Don’t Shit Where You Eat

There are reasons you should not date someone you work with at the same company.  Not to mention in the same building.  This also pertains to the gym.  If it is somewhere you go on a routine basis, do not mix business with pleasure.  The problem is majority of dating does not last forever.  It will end.  It could end horribly for both people.  You typically want to avoid seeing that person.  You cannot avoid going to work.  If you avoid the gym, you are only hurting yourself.  It is a lose, lose situation.

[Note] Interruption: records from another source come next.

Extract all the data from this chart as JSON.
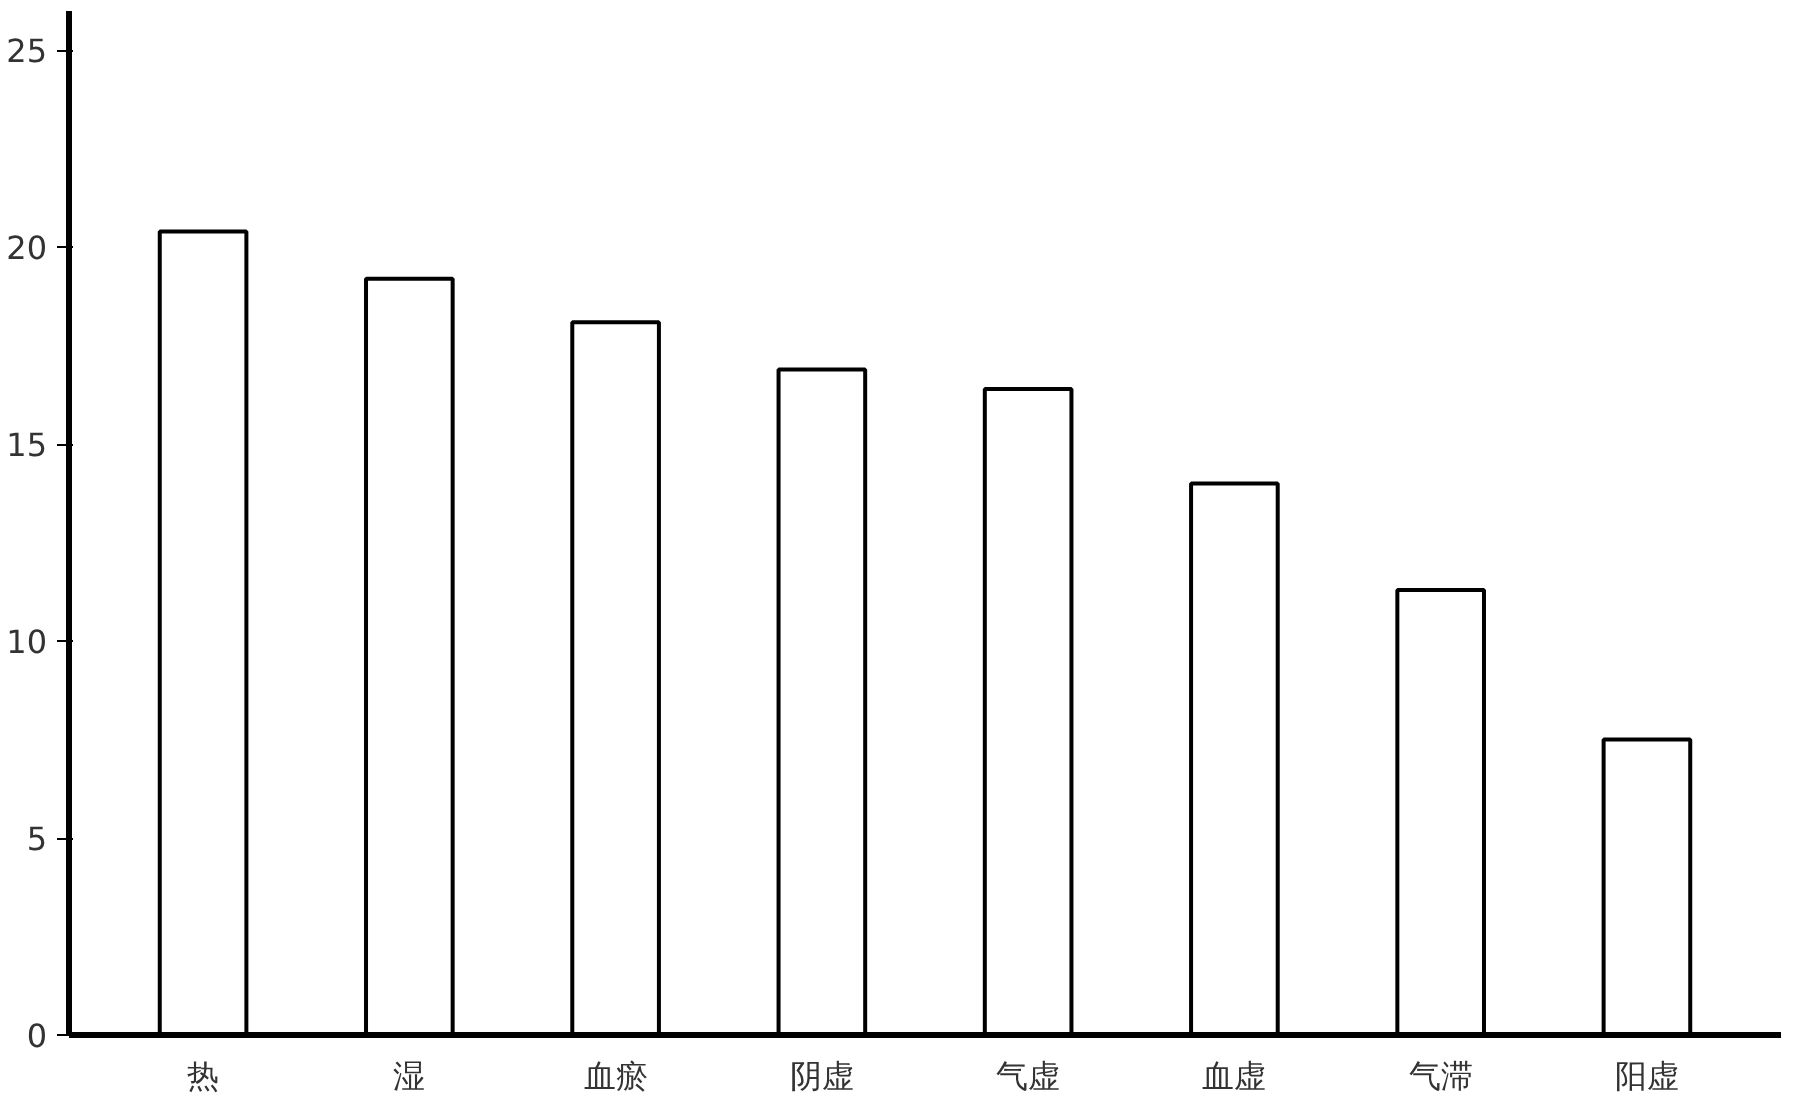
{
  "chart_data": {
    "type": "bar",
    "categories": [
      "热",
      "湿",
      "血瘀",
      "阴虚",
      "气虚",
      "血虚",
      "气滞",
      "阳虚"
    ],
    "values": [
      20.4,
      19.2,
      18.1,
      16.9,
      16.4,
      14.0,
      11.3,
      7.5
    ],
    "color": "#ffffff",
    "ylim": [
      0,
      26
    ],
    "yticks": [
      0,
      5,
      10,
      15,
      20,
      25
    ],
    "grid": false
  }
}
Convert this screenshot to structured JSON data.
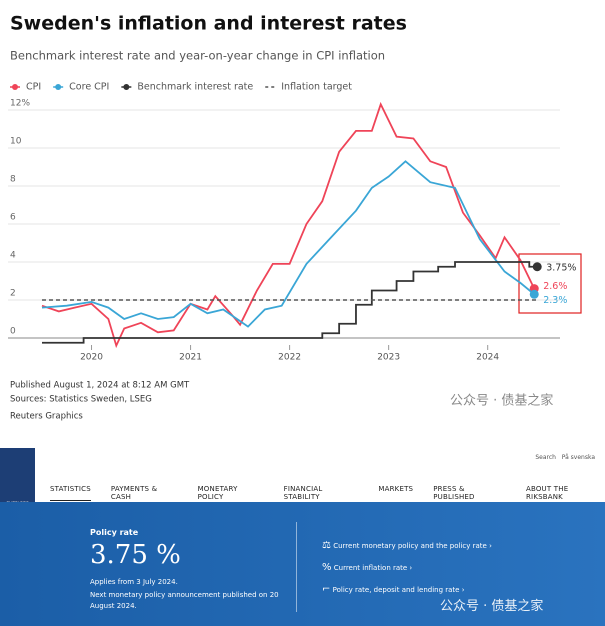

It was sometime in spring 2008.  I saw this gorgeous man in the building I worked at in Southside.  I was not sure if he worked there or not.  I started seeing him in the lobby and elevators.  I went on a hunt for him one day with a coworker of mine.  We checked the second floor.  He was not there.  We checked the fourth floor.  Bingo!  We casually walked by his cubical to see his name.  We went back down to the third floor where we worked.  I looked Jim up in the email directory.  I was bold and emailed him.  I told him I had seen him around the office and wanted to invite him to happy hour after work.  Jim surprisingly said he would love to join us.

We hit it off.  A couple of weeks later I went back to his place with him.  Jim was even sexier without his clothes on.  It wasn’t amazing sex, but it was better than the sex I was having with my ex-boyfriend Gary.  Anything is better than a plain, unsalted rice cake.  It was around the third or fourth time we slept together and something different happened.  It was late at night and dark in the room.  We tore our clothes off.  I felt something cold on my thigh.  I sat up in the bed.  I said, “What the fuck is that?!”  Jim replied, “It’s a vibrator!”  I turned on the light next to his bed.  A pink vibrator was on my leg.  I had no idea what to say for a moment.  I asked him where it came from and why did he have it.  He said he thought women liked vibrators, so he bought one to keep next to his bed.  I freaked out on him.  I said I had no idea where it has been or who it has been in and I did not want that in me.  He replied to me saying, “It is clean.  I washed it in the dishwasher.”  Oh hell no.  Jim realized I was not on board with his random vibrator.  I told him I was not feeling good and had to go home.  I could not even look at him in the eyes.

It is one thing for someone to have their own toy and have their partner use it on them.  It is a completely different ballgame for someone to use their toy on someone else.  You do not know who they have used the toy on previously in their bedroom.  And who puts a sex toy in the dishwasher?!  I do not want my sex toy mixed in with my dirty dishes.  You do not shove food up in your vagina.  Well, some people have done that.  It may have been a cucumber that was in the refrigerator or a frozen hot dog in the freezer.  We all have those friends.  Those stories never end on a happy note.  I avoided going to the floor that Jim worked on.  If I saw him in the building, I turned and walked the other way.  It was awkward.  I learned why you should not shit where you eat.  I have followed that rule since I learned that lesson.

4 thoughts on “Don’t Shit Where You Eat

  1. Man alive… I couldn’t imagine bringing some sort of toy along to another’s house for enjoyment… Of course I don’t own any! You need to talk with you significant other if ramping up the sex life is appropriate in the first place… Man I’m sorry!